Nothing about these stark differences has anything to do with the false dichotomy between “capitalism” and “socialism.” Japan has been resolutely capitalist since before Admiral Perry and his gunships opened it up to Western exploitation in the late nineteenth century. Unlike China and Russia, Japan has never flirted with socialism (let alone Communism) or any other top-down abstract recipe for organizing an economy.

Japan focuses on the group, rather than individuals. Its foundational myth is worlds away from the individual heroism of Hector, Achilles, Odysseus and John Paul Jones. Instead, the Japanese revere the “Tales of Genji,” which tout advancement of and loyalty to the group and its success. Even in Hawaii—a US state permeated with Japanese culture—a common proverb asserts, “The nail that sticks up gets hammered down.”

The modesty and politesse of Mr. Baba’s assertion in the headpiece exemplifies the diplomacy characteristic of Japanese culture. Obama himself could not have better understated the relevant truth.

After all the last century’s Sturm und Drang, “Capitalism” today is just a bumper-sticker. There are many different kinds. There was the laissez-faire “capitalism” of the 19th century, against whose atrocious treatment of workers Marx and Engels rightly inveighed, although they failed to provide a practical or durable solution. There was the highly regulated and constrained “capitalism” of FDR’s New Deal. It helped create the most egalitarian consumer society in human history, prioritizing collective bargaining, economic equality, and social justice.

Then there is today’s version of winner-take-all “capitalism.” Under it, Facebook and Twitter are duopolizing and controlling the media, and Walmart and Amazon retail sales, while the 1% grow ever richer and most workers suffer.

The fact that these three systems and their consequences for workers were so starkly different, as are the US’ and Japan’s “capitalism” today, shows just how useless and superfluous, for both analysis and policy, is the abstract term itself.
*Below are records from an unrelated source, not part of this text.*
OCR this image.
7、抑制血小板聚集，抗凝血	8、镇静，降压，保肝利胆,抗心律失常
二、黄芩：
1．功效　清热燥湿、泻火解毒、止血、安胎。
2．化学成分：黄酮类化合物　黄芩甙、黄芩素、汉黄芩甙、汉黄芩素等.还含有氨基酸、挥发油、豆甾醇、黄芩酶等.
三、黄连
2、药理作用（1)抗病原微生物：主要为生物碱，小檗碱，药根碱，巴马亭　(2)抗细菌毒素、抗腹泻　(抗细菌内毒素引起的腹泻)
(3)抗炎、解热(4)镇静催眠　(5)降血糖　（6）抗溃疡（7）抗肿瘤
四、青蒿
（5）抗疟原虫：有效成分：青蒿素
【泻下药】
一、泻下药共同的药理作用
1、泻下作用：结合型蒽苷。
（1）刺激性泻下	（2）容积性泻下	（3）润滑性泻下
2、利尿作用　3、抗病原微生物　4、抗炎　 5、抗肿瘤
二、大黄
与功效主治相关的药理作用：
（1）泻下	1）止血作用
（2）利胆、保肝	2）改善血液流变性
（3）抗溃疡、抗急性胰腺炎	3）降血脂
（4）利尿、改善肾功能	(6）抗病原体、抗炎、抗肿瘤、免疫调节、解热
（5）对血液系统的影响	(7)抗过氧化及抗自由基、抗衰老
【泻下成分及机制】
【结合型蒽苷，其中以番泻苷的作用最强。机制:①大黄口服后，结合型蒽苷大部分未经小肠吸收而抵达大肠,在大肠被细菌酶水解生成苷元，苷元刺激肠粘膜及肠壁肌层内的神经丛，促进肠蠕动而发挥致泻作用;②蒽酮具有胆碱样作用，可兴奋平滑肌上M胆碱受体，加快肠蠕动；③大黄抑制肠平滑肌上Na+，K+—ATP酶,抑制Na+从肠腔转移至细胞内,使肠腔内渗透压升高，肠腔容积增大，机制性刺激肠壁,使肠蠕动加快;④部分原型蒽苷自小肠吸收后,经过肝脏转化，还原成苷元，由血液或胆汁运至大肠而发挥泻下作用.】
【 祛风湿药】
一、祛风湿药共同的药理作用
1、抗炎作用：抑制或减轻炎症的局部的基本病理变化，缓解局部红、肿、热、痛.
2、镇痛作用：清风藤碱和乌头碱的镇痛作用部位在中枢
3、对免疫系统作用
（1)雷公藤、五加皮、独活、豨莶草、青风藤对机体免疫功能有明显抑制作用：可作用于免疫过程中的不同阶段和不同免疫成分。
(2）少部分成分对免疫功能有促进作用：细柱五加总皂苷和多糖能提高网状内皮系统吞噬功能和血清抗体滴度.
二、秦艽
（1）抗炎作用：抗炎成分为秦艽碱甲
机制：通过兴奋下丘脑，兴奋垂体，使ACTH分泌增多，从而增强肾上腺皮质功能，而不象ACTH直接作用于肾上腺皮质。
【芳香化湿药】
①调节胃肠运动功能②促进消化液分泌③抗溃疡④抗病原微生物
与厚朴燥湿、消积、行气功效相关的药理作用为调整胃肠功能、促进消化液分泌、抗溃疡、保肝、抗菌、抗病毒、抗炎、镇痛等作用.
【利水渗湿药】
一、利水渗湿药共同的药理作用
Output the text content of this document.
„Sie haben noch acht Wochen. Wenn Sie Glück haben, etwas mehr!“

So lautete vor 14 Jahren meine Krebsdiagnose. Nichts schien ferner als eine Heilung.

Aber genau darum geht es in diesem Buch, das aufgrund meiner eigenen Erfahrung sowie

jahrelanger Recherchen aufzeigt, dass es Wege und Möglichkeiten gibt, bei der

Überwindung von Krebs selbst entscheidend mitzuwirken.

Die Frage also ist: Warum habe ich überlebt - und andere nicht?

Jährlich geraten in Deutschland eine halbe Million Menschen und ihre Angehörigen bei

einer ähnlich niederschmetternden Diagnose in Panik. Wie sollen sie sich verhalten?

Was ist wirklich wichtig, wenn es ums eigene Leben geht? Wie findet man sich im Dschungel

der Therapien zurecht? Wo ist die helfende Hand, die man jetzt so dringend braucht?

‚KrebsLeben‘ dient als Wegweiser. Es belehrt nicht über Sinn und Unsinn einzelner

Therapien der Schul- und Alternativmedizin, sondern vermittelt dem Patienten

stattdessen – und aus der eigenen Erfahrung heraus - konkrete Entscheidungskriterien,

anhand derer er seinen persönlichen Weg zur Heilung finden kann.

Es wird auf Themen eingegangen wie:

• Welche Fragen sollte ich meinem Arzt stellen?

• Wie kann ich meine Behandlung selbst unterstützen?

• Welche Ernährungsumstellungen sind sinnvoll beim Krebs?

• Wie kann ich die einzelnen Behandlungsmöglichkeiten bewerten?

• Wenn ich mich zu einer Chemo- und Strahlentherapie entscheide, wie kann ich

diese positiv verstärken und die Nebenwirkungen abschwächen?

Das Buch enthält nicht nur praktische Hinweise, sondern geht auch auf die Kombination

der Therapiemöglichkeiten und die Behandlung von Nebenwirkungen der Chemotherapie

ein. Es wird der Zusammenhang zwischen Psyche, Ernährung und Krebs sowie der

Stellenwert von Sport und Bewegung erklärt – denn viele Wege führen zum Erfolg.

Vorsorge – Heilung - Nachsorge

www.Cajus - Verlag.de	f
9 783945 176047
In the final analysis, the “contrast” between “capitalism” and “socialism” is just another way for demagogues to keep the money flowing to the 1% and the workers squeezed, sometimes literally to death, as in this pandemic.

The right way to evaluate economic systems is how they treat people. Unfortunately, today’s so-called economists focus on the inanimate. They obsess about abstractions like GDP, profit, prices, and costs, or on abstract “inputs” to production like land, labor, and capital. But of all these things, only one stands out as different. Only “labor” means living people.

Under the influence, if not the spell, of our mechanistic economists, we treat workers as disposable commodities, at best as an abstract economic variable. Japan treats them as people, worthy of dignity, respect and good treatment even in buying or selling a trifle. That just about sums up our national differences.

In so doing, the Japanese have created an economy that deserves and receives worldwide respect. Its products are world class. It cities are world class, crowded yet remarkably liveable, even to people, like me, who normally live in our least-populated and most rural states. Because of its focus on people and the group, Japan has fought off the pandemic more successfully and is proving more resilient to it than we.

That this is so ought to teach us something. Maybe workers, as people, are not mere things or an inanimate abstraction after all. Maybe if we treat them as people, with all the complexity and empathy thus implied, things would get better for all of us. Maybe this dismal time will allow that treatment to evolve naturally, without revolution, if only we just let all workers vote.